Armed with an accurate understanding of Foucault’s conceptualization of power and, therefore, of the ways in which freedom and subjectivity are not opposed to but rather interconnected with and implicated in power relations, Foucault’s emphasis on experimenting and thinking differently begins to make sense, and the positive ethical and political potential of his work begins to take shape as well. Foucault’s analyses of power, freedom and subjectivity make clear that not being able to rely uncritically upon existing norms and values in order to gain access to absolute truths about ourselves and the world in which we live, or to provide us with a moral code we can uncritically follow, does not leave us either in a state of epistemological and moral nihilism, or trapped within a perpetual state of domination. Rather, as Foucault readily admits, taking his work seriously places us in an oppositional position relative to prevailing modes of thought and existence and thereby deprives us of “access to any complete and definitive knowledge” of both the world in which we live and the “limits” of our ability to know and act within that world (Foucault 1984a: 47). We are, as he puts it, “always in the position of beginning again” (ibid.).

Perhaps part of what troubles Foucault’s critics about the position in which he leaves us is that it offers no guarantees and it requires much of us. No one tells us how to perform the work of freedom. While Foucault may offer us some “tools”, we must figure out the use to which we will put those tools. We must critically analyse our present, identify oppressive norms and practices and figure out how we may counter those norms and practices: simply telling us what to think and do would undermine the emancipatory aspects of Foucault’s work. Moreover, Foucault encourages us to reflect critically upon why it is that we desire someone else to tell us what to think and what to do, why we believe that we must have absolute and universal norms and standards that dictate our thoughts and actions, as well as upon the effects of that desire. What is perceived by his critics as Foucault’s inability to provide norms and standards by which to think and live thus needs to be seen instead as a refusal to do so. What would it mean for us to begin to think and act differently, to “seek out in our reflection those things that have never been thought or imagined” (Foucault 1980g)? “What is good”, Foucault tells us,

is something that comes through innovation. The good does not exist … in an atemporal sky, with people who would be like the Astrologers of the Good, whose job it is to determine what is the favorable nature of the stars. The good is defined by us, it is practiced, it is invented. And this is a collaborative work. (Ibid.)

Notes

1 Foucault states: “Each new work profoundly changes the terms of thinking which I had reached with the previous work. In this sense I consider myself more an experimenter than a theorist; I don’t develop deductive systems to apply uniformly in different fields of research.
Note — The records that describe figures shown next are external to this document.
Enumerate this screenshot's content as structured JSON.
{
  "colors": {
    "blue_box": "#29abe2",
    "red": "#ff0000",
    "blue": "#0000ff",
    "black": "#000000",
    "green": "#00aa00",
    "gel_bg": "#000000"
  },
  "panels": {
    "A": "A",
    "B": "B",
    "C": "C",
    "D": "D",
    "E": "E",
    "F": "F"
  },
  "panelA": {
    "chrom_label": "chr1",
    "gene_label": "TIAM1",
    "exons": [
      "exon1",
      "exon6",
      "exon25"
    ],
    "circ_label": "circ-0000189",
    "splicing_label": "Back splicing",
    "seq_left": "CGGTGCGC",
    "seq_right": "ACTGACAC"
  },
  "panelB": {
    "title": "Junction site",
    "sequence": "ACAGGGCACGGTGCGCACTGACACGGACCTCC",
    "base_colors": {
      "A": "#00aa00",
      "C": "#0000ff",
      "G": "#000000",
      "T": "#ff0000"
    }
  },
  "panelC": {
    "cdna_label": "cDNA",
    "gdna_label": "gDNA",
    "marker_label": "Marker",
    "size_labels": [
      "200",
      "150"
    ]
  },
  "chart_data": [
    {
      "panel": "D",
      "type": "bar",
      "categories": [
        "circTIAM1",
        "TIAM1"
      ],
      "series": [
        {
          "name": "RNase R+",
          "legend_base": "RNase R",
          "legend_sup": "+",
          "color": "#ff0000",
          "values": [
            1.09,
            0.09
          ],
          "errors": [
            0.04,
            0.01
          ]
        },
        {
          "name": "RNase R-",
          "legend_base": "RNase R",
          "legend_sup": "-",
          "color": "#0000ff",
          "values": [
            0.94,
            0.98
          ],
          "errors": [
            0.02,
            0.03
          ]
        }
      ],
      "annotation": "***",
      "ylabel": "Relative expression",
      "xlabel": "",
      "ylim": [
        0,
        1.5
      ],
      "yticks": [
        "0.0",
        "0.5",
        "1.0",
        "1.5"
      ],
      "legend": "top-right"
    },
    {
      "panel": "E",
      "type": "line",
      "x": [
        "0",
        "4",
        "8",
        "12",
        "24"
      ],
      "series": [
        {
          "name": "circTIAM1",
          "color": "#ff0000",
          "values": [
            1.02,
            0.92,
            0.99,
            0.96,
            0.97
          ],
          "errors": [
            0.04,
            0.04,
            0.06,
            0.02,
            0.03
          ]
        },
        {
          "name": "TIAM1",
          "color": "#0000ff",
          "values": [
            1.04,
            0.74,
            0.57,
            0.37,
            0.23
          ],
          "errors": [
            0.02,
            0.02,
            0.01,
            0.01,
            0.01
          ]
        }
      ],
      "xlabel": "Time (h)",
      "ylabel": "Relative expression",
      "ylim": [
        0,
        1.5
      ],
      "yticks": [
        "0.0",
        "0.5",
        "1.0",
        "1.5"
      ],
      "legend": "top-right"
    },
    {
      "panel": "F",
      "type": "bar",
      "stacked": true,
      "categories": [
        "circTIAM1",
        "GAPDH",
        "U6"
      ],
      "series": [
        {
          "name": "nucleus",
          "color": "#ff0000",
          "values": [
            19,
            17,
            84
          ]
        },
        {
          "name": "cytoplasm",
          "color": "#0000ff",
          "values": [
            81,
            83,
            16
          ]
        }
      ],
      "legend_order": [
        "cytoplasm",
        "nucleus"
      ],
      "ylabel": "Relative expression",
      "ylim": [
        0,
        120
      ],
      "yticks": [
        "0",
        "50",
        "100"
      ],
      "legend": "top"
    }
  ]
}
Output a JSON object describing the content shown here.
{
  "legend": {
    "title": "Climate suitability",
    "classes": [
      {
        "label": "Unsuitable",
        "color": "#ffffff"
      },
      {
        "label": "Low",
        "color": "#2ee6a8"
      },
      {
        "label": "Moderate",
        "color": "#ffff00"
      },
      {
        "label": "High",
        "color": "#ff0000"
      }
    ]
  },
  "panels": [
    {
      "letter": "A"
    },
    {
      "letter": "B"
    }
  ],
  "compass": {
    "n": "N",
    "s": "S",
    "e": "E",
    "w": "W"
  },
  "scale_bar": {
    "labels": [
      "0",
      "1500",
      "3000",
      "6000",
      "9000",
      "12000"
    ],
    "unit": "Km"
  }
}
When I write, I do it above all to change myself and not to think the same thing as before” (1991a: 27).

2 “I have never been a Freudian, I have never been a Marxist, and I have never been a structuralist” (Foucault 1990c: 22).

3 Foucault makes clear that sovereign power does not disappear completely with the rise of modernity. See Foucault (1991b).

4 Many feminists and philosophers from a diversity of racial and ethnic backgrounds have argued that to the extent that the enlightenment notion of subjectivity continues to be adhered to it continues to produce oppressive effects.